FLORIDA LAW WEEKLY VOLUME 39, NUMBER 8 CASES FROM THE WEEK OF FEB. 21, 2014

THE LAW REQUIRES A PRIVILEGE LOG ONLY IF DOCUMENTS ARE OTHERWISE DISCOVERABLE

State Farm v. Coburn, 39 Fla. L. Weekly D334 (Fla. 2nd DCA February 12, 2014):

In this first-party bad faith case, State Farm objected to the plaintiff’s discovery request based on over-breadth and burdensomeness (i.e., the scope of discovery) as well as on attorney client privilege and work product privilege. State Farm argued the court departed from the essential requirements of law by failing to conduct an in camera review to address its objections. Plaintiffs argued State Farm waived the issue by failing to file a privilege log or to ask for an in camera review below.

The court reminded us that a party is required to file a privilege log only if the information is otherwise discoverable. Until a circuit court rules on the scope of discovery objection, a party responding to discovery does not know what will fall within the category of discoverable documents. Additionally, Rule 1.280 does not provide a time limit for filing a privilege log.

The general denial of State Farm’s motion was equivalent to a determination that all of the documents were otherwise discoverable. At that point, State Farm could then claim work product and attorney client privilege, necessitating the need for a privilege log.

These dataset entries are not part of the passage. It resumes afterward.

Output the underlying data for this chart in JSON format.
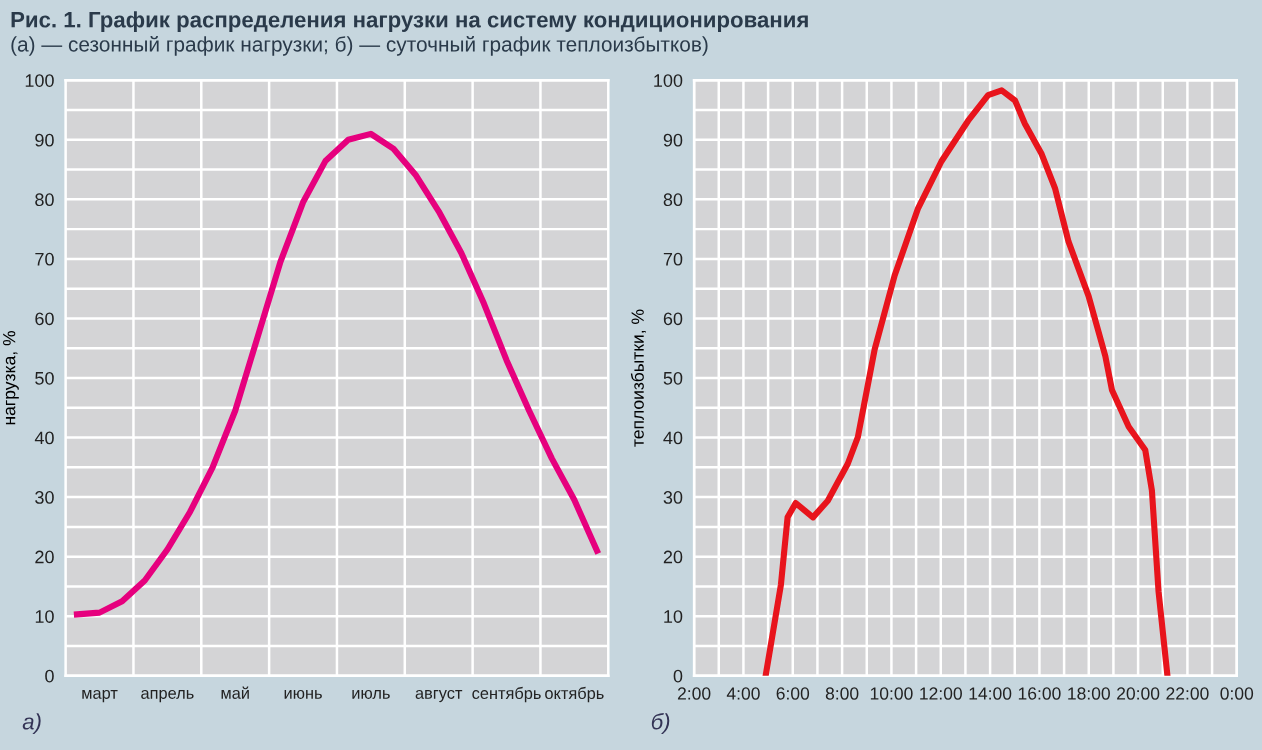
{
  "chart_data": [
    {
      "type": "line",
      "title": "Рис. 1. График распределения нагрузки на систему кондиционирования",
      "subtitle": "(а) — сезонный график нагрузки; б) — суточный график теплоизбытков)",
      "ylabel": "нагрузка, %",
      "annotations": [
        "а)"
      ],
      "categories": [
        null,
        "март",
        null,
        null,
        "апрель",
        null,
        null,
        "май",
        null,
        null,
        "июнь",
        null,
        null,
        "июль",
        null,
        null,
        "август",
        null,
        null,
        "сентябрь",
        null,
        null,
        "октябрь",
        null
      ],
      "series": [
        {
          "color": "#e6007e",
          "values": [
            10.3,
            10.6,
            12.5,
            16,
            21.2,
            27.5,
            35,
            44.5,
            57,
            69.5,
            79.5,
            86.5,
            90,
            91,
            88.5,
            84,
            78,
            71,
            62.5,
            53,
            44.5,
            36.5,
            29.5,
            21
          ]
        }
      ],
      "ylim": [
        0,
        100
      ],
      "yticks": [
        0,
        10,
        20,
        30,
        40,
        50,
        60,
        70,
        80,
        90,
        100,
        {
          "value": 5,
          "label": null
        },
        {
          "value": 15,
          "label": null
        },
        {
          "value": 25,
          "label": null
        },
        {
          "value": 35,
          "label": null
        },
        {
          "value": 45,
          "label": null
        },
        {
          "value": 55,
          "label": null
        },
        {
          "value": 65,
          "label": null
        },
        {
          "value": 75,
          "label": null
        },
        {
          "value": 85,
          "label": null
        },
        {
          "value": 95,
          "label": null
        }
      ],
      "grid": true,
      "marker": "none",
      "line_style": "solid",
      "legend": false
    },
    {
      "type": "line",
      "ylabel": "теплоизбытки, %",
      "annotations": [
        "б)"
      ],
      "x": [
        4.9,
        5.52,
        5.79,
        6.12,
        6.82,
        7.42,
        8.23,
        8.64,
        9.32,
        10.13,
        11.08,
        12.03,
        13.11,
        13.92,
        14.47,
        15.01,
        15.41,
        16.09,
        16.63,
        17.18,
        17.99,
        18.67,
        18.94,
        19.62,
        20.29,
        20.56,
        20.83,
        21.19
      ],
      "series": [
        {
          "color": "#e8141c",
          "values": [
            0,
            15.3,
            26.6,
            29.0,
            26.6,
            29.4,
            35.6,
            40.1,
            54.8,
            67.2,
            78.5,
            86.4,
            93.2,
            97.5,
            98.3,
            96.6,
            92.7,
            87.6,
            81.9,
            72.9,
            63.8,
            53.7,
            48,
            41.8,
            37.9,
            31.1,
            14.1,
            0
          ]
        }
      ],
      "xlim": [
        2,
        24
      ],
      "xticks": [
        {
          "value": 2,
          "label": "2:00"
        },
        {
          "value": 4,
          "label": "4:00"
        },
        {
          "value": 6,
          "label": "6:00"
        },
        {
          "value": 8,
          "label": "8:00"
        },
        {
          "value": 10,
          "label": "10:00"
        },
        {
          "value": 12,
          "label": "12:00"
        },
        {
          "value": 14,
          "label": "14:00"
        },
        {
          "value": 16,
          "label": "16:00"
        },
        {
          "value": 18,
          "label": "18:00"
        },
        {
          "value": 20,
          "label": "20:00"
        },
        {
          "value": 22,
          "label": "22:00"
        },
        {
          "value": 24,
          "label": "0:00"
        },
        {
          "value": 3,
          "label": null
        },
        {
          "value": 5,
          "label": null
        },
        {
          "value": 7,
          "label": null
        },
        {
          "value": 9,
          "label": null
        },
        {
          "value": 11,
          "label": null
        },
        {
          "value": 13,
          "label": null
        },
        {
          "value": 15,
          "label": null
        },
        {
          "value": 17,
          "label": null
        },
        {
          "value": 19,
          "label": null
        },
        {
          "value": 21,
          "label": null
        },
        {
          "value": 23,
          "label": null
        }
      ],
      "ylim": [
        0,
        100
      ],
      "yticks": [
        0,
        10,
        20,
        30,
        40,
        50,
        60,
        70,
        80,
        90,
        100,
        {
          "value": 5,
          "label": null
        },
        {
          "value": 15,
          "label": null
        },
        {
          "value": 25,
          "label": null
        },
        {
          "value": 35,
          "label": null
        },
        {
          "value": 45,
          "label": null
        },
        {
          "value": 55,
          "label": null
        },
        {
          "value": 65,
          "label": null
        },
        {
          "value": 75,
          "label": null
        },
        {
          "value": 85,
          "label": null
        },
        {
          "value": 95,
          "label": null
        }
      ],
      "grid": true,
      "marker": "none",
      "line_style": "solid",
      "legend": false
    }
  ]
}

ERROR TO DENY DIRECTED VERDICT WHEN NO DISPUTE THAT THE DEFENDANT LOST CONSCIOUSNESS WHILE DRIVING DUE TO A SEIZURE RESULTING IN THE ACCIDENT, AND THAT LOSS OF CONSCIOUSNESS WAS UNFORESEEABLE

Marcum v. Hayward, 39 Fla. L. Weekly D342 (Fla. 2nd DCA February 12, 2014):

The defendant was driving a company vehicle within the course and scope of her employment. She testified that she felt like she momentarily blacked out, woke up briefly, and then blacked out again. Her next recollection was seeing the paramedics after the accident. According to her passenger, the defendant said she did not feel well, blacked out and then suddenly lost consciousness.

The plaintiff did not offer opposing expert testimony regarding the defendant’s seizure. Her only expert was an orthopedic surgeon who provided testimony about her injuries. Plaintiff argued that when defendant described having a funny feeling prior to blacking out, she was experiencing an aura which should have alerted her to pull over. The expert testified that unless the person had already had an epileptic aura, they would not know what that was.

Because the defendant successfully established her defense (and there was no dispute that she lost consciousness while driving as a result of a seizure, and had no seizures before the accident rendering it unforeseeable), the trial court should have granted her motion for directed verdict.

TRIAL COURT ERRED IN ENTERING SUMMARY JUDGMENT FOR DEFENDANT IN PERSONAL INJURY ACTION ON THE BASIS OF PLAINTIFF’S FAILURE TO DISCLOSE A POTENTIAL, UNFILED LAWSUIT AGAINST DEFENDANT IN THE “CONTINGENT AND UNLIQUIDATED CLAIMS” SECTION OF HIS CHAPTER 13 PERSONAL BANKRUPTCY–PLAINTIFF PROMPTLY AMENDED BANKRUPTCY SCHEDULES AFTER DEFENDANT RAISED OMISSION CREATING AN ISSUE OF FACT

Montes v. Mastec North America, 39 Fla. L. Weekly D346 (Fla. 3rd DCA February 12, 2014).

PARTY WAIVES RIGHT TO CHALLENGE ENTITLEMENT TO FEES ON APPEAL WHEN IT ONLY CONTESTS THE REASONABLENESS IN THE TRIAL COURT

Oliver v. Oliver, 39 Fla. L. Weekly D367 (Fla. 1st DCA February 14, 2014).